As one NBC article reported, the Center for Disease Control and Prevention and the Department of Justice have before worked together to prevent bias incidents and hate crimes during the SARS outbreak and 9/11 terrorist attacks. However, no such efforts have been made during the current pandemic despite the growing reports.
In March, the FBI even warned about a possible increase in hate crimes against AAPI during coronavirus and predicted that a “portion of the U.S. public will associate COVID-19 with China and Asian American populations.”
“This is a virus and for anyone to tie it to any Asian American or any specific group and start pushing conspiracy theories is definitely wrong,” said De Ocampo. “This is not some political game we’re playing. These are people’s lives and livelihoods.”
President Donald Trump received criticism for referring to the virus as the “China virus,” despite it being named COVID-19 by the World Health Organization, which put rules in place in 2015 to avoid using names of people, places, and animals when naming diseases to avoid problematic stigmas.
“It really matters who is in leadership and what framework has been coming from the top and from the president’s own words,” said Soriano-Versoza. The DOJ’s lack of concern, she added, is reflective of the current administration.

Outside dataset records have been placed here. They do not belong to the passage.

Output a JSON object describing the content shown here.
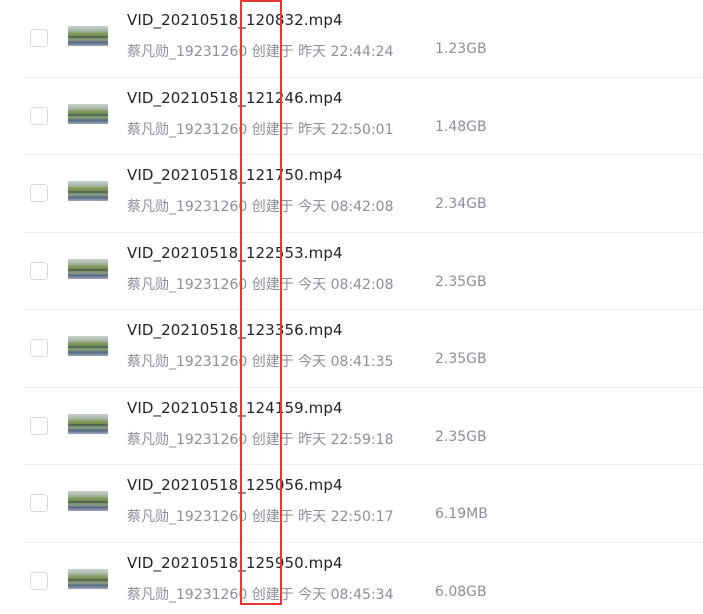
{
  "files": [
    {
      "name": "VID_20210518_120832.mp4",
      "owner": "蔡凡勋_19231260",
      "created_label": "创建于",
      "created_time": "昨天 22:44:24",
      "size": "1.23GB"
    },
    {
      "name": "VID_20210518_121246.mp4",
      "owner": "蔡凡勋_19231260",
      "created_label": "创建于",
      "created_time": "昨天 22:50:01",
      "size": "1.48GB"
    },
    {
      "name": "VID_20210518_121750.mp4",
      "owner": "蔡凡勋_19231260",
      "created_label": "创建于",
      "created_time": "今天 08:42:08",
      "size": "2.34GB"
    },
    {
      "name": "VID_20210518_122553.mp4",
      "owner": "蔡凡勋_19231260",
      "created_label": "创建于",
      "created_time": "今天 08:42:08",
      "size": "2.35GB"
    },
    {
      "name": "VID_20210518_123356.mp4",
      "owner": "蔡凡勋_19231260",
      "created_label": "创建于",
      "created_time": "今天 08:41:35",
      "size": "2.35GB"
    },
    {
      "name": "VID_20210518_124159.mp4",
      "owner": "蔡凡勋_19231260",
      "created_label": "创建于",
      "created_time": "昨天 22:59:18",
      "size": "2.35GB"
    },
    {
      "name": "VID_20210518_125056.mp4",
      "owner": "蔡凡勋_19231260",
      "created_label": "创建于",
      "created_time": "昨天 22:50:17",
      "size": "6.19MB"
    },
    {
      "name": "VID_20210518_125950.mp4",
      "owner": "蔡凡勋_19231260",
      "created_label": "创建于",
      "created_time": "今天 08:45:34",
      "size": "6.08GB"
    }
  ],
  "highlight_color": "#e53935"
}
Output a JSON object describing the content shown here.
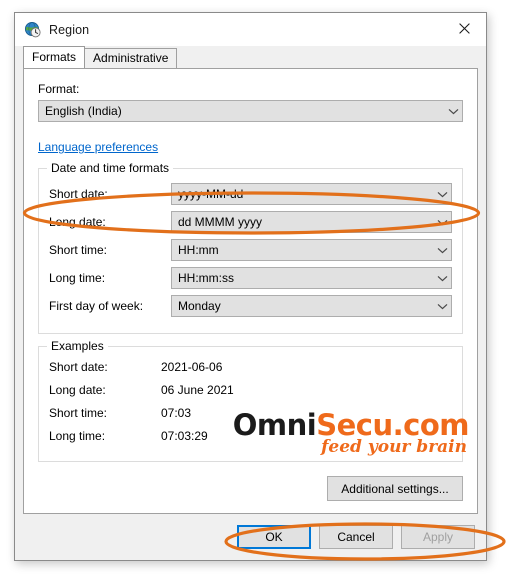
{
  "window": {
    "title": "Region",
    "icon": "region-globe-icon",
    "close_label": "×"
  },
  "tabs": [
    {
      "label": "Formats",
      "active": true
    },
    {
      "label": "Administrative",
      "active": false
    }
  ],
  "format_section": {
    "label": "Format:",
    "value": "English (India)",
    "link": "Language preferences"
  },
  "date_time_group": {
    "title": "Date and time formats",
    "rows": [
      {
        "label": "Short date:",
        "value": "yyyy-MM-dd"
      },
      {
        "label": "Long date:",
        "value": "dd MMMM yyyy"
      },
      {
        "label": "Short time:",
        "value": "HH:mm"
      },
      {
        "label": "Long time:",
        "value": "HH:mm:ss"
      },
      {
        "label": "First day of week:",
        "value": "Monday"
      }
    ]
  },
  "examples_group": {
    "title": "Examples",
    "rows": [
      {
        "label": "Short date:",
        "value": "2021-06-06"
      },
      {
        "label": "Long date:",
        "value": "06 June 2021"
      },
      {
        "label": "Short time:",
        "value": "07:03"
      },
      {
        "label": "Long time:",
        "value": "07:03:29"
      }
    ]
  },
  "watermark": {
    "name_dark": "Omni",
    "name_accent": "Secu.com",
    "tagline": "feed your brain",
    "accent_color": "#ef6a1b"
  },
  "buttons": {
    "additional_settings": "Additional settings...",
    "ok": "OK",
    "cancel": "Cancel",
    "apply": "Apply"
  },
  "annotations": {
    "color": "#e2701b",
    "highlight_short_date": "ellipse around Short date row",
    "highlight_buttons": "ellipse around OK Cancel Apply buttons"
  }
}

The attack was reported to authorities as well as to Zoom, but PWC is asking people to help fight hate crimes by signing a petition addressed to the Attorney General Bill Barr to hold perpetrators of hate crimes against the AAPI community accountable.
The petition can be found on www.change.org/no-API-hate.
They’re also asking that people share the YouTube video that shows portions of the attack along with the hashtag #RacismIsAVirus to help raise awareness of what’s happening and to join in solidarity. The video can be found on PWC’s Facebook page at www.facebook.com/PWCSC.
“People are being exposed right now — front line workers, caregivers, [and] delivery people. And there are many other vulnerable people in our community like those with underlying chronic illnesses and seniors,” said Soriano-Versoza. “We don’t want [the attackers] to win by scaring us, so it’s important we get together and be able to address all these different tissues and make sure that no one in our community is falling through the cracks and suffering needlessly.”